Pouta integrates context-aware AI capabilities using Cloudflare Workers AI. Rather than relying on high-latency third-party external APIs, it utilizes local models running on Cloudflare's serverless GPU network.

A
Accessibility Alt-Text Generator (Llama 3.2 Vision)

Upon uploading an image, the raw binary buffer is parsed ephemerally by @cf/meta/llama-3.2-11b-vision-instruct to produce highly optimized, 15-word descriptive alt tags. If execution fails, the system automatically falls back to @cf/llava-hf/llava-1.5-7b-hf before defaulting to sanitized filenames.

B
Content Optimization & Translation (Llama 3 8B)

Performs inline block copyediting, translations, SEO descriptions, and category tag extraction using @cf/meta/llama-3-8b-instruct. During heavy GPU load, it implements an automated failover loop routing to @cf/meta/llama-2-7b-chat-fp16 in less than 200ms transparently.

10 / STRIPE PAYWALL GATE

SaaS Monetization Gates

Pouta comes equipped with an edge-caching Paywall & Billing System utilizing Stripe webhooks to verify active subscriptions.

Edge Stripe Signature Verification

Stripe payloads are validated using high-speed HMAC SHA-256 Web Crypto functions rather than heavy Node SDK libraries: 

const signatureKey = await crypto.subtle.importKey(
  'raw',
  new TextEncoder().encode(env.STRIPE_WEBHOOK_SECRET),
  { name: 'HMAC', hash: { name: 'SHA-256' } },
  false,
  ['verify']
);
Localized D1 Sync Updates local multi-tenant subscriptions tables immediately upon receiving Stripe checkout success or cancellation events, keeping status records in sync at the edge.
Edge Paywall Validation When paywall is active, advanced API features automatically run a database lookup, blocking unauthenticated endpoints with a 402 Payment Required payload.
11 / INCLUSIVE ACCESSIBILITY

Inclusive Design & First-Class A11y

Pouta CMS ensures that the entire editor workspace respects visual, keyboard, and screen reader guidelines out of the box, obtaining a perfect 100% Lighthouse rating and 10/10 WAVE scanner score.

Semantic Visual-to-DOM Landmarks

Single-page apps are notoriously difficult to navigate via assistive tools. Pouta enforces distinct semantic wrappers:

  • Editor Elevation: Converted the central workspace area from a generic <section> container to a native <main id="main-editor-canvas"> to index it as the main landmark.
  • Stateless Media Query Support: Visual selectors are given explicit aria-label declarations to remain readable even when hidden on mobile viewports.
AAA Contrast Skip Links A visually-hidden link anchors at the top of the DOM structure.
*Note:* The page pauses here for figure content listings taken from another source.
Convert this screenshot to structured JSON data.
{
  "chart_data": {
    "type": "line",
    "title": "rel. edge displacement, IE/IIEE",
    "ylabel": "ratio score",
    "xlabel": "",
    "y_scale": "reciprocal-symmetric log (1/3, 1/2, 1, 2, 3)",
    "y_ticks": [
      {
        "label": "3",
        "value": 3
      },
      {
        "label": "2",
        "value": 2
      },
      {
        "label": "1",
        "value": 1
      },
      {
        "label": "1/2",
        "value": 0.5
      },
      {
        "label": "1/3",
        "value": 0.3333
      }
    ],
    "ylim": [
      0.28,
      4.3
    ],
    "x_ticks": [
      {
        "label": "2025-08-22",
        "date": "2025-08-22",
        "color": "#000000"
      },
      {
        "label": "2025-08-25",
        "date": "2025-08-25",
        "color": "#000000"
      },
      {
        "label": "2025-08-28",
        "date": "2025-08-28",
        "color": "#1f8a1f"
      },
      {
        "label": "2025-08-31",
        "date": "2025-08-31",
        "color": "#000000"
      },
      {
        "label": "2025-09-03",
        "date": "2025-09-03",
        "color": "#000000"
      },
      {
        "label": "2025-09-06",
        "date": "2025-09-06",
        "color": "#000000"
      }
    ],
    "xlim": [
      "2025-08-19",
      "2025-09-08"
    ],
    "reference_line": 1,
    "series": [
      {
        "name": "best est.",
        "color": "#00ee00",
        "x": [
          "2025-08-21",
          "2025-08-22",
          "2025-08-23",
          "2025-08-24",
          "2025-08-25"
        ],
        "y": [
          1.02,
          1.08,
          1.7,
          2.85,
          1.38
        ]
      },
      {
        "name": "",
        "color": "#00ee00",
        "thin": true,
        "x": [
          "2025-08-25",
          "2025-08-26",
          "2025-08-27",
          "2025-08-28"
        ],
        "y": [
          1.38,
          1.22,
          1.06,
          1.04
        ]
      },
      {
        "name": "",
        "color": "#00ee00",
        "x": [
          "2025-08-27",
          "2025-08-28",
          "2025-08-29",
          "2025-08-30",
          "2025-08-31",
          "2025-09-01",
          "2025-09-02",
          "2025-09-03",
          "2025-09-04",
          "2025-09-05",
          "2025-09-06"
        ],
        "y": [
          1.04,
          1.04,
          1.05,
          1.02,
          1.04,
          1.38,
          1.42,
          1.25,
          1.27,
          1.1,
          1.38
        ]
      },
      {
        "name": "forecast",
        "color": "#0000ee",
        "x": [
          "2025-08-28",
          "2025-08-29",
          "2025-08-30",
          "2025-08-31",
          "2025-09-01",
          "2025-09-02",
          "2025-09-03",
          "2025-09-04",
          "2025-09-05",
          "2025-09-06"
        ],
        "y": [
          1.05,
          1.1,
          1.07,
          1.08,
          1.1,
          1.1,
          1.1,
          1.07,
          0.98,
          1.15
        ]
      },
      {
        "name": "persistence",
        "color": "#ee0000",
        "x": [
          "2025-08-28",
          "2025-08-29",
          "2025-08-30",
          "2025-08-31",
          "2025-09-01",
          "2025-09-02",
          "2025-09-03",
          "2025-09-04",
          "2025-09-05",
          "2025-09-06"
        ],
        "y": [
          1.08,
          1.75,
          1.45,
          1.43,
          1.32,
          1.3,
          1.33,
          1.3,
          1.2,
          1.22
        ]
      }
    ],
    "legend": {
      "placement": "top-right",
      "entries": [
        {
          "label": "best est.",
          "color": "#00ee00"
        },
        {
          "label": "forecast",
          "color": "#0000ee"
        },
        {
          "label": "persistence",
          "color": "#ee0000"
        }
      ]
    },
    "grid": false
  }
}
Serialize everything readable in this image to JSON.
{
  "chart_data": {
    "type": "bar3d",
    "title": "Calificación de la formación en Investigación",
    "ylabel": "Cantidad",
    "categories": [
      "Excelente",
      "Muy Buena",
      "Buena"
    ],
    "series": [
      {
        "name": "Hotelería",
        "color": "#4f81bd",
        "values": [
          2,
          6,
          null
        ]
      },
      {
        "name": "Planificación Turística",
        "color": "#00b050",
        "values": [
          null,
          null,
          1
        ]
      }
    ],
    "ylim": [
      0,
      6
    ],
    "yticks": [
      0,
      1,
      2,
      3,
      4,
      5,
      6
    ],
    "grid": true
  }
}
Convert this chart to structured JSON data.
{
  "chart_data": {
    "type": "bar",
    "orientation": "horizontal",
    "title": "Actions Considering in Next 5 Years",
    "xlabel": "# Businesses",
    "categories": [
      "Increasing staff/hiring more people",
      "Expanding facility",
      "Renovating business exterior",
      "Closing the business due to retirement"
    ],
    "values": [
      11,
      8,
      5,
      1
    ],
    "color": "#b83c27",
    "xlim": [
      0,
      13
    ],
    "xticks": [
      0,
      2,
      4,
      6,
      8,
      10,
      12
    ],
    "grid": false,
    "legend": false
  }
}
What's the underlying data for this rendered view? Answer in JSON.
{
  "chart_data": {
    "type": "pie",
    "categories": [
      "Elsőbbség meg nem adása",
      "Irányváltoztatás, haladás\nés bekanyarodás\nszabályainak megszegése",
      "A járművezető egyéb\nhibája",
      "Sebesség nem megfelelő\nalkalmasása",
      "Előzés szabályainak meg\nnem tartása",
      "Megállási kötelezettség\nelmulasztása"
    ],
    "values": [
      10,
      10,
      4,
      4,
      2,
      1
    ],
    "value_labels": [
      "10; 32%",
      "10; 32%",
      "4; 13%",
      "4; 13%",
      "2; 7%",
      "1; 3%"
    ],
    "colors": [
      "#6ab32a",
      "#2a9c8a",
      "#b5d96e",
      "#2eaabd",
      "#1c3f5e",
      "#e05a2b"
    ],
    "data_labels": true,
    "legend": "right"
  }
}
When selected via keyboard tab routing, it animates smoothly into focus using high-contrast slate and warm orange outlines, achieving a contrast ratio of over 15:1 to exceed WCAG AAA minimums.
BlockNote DOM Attribute Hooks Pouta injects descriptive accessibility cues directly onto ProseMirror's contenteditable DOM elements dynamically during initial state setups, assuring clear box and editor role titles for screen readers.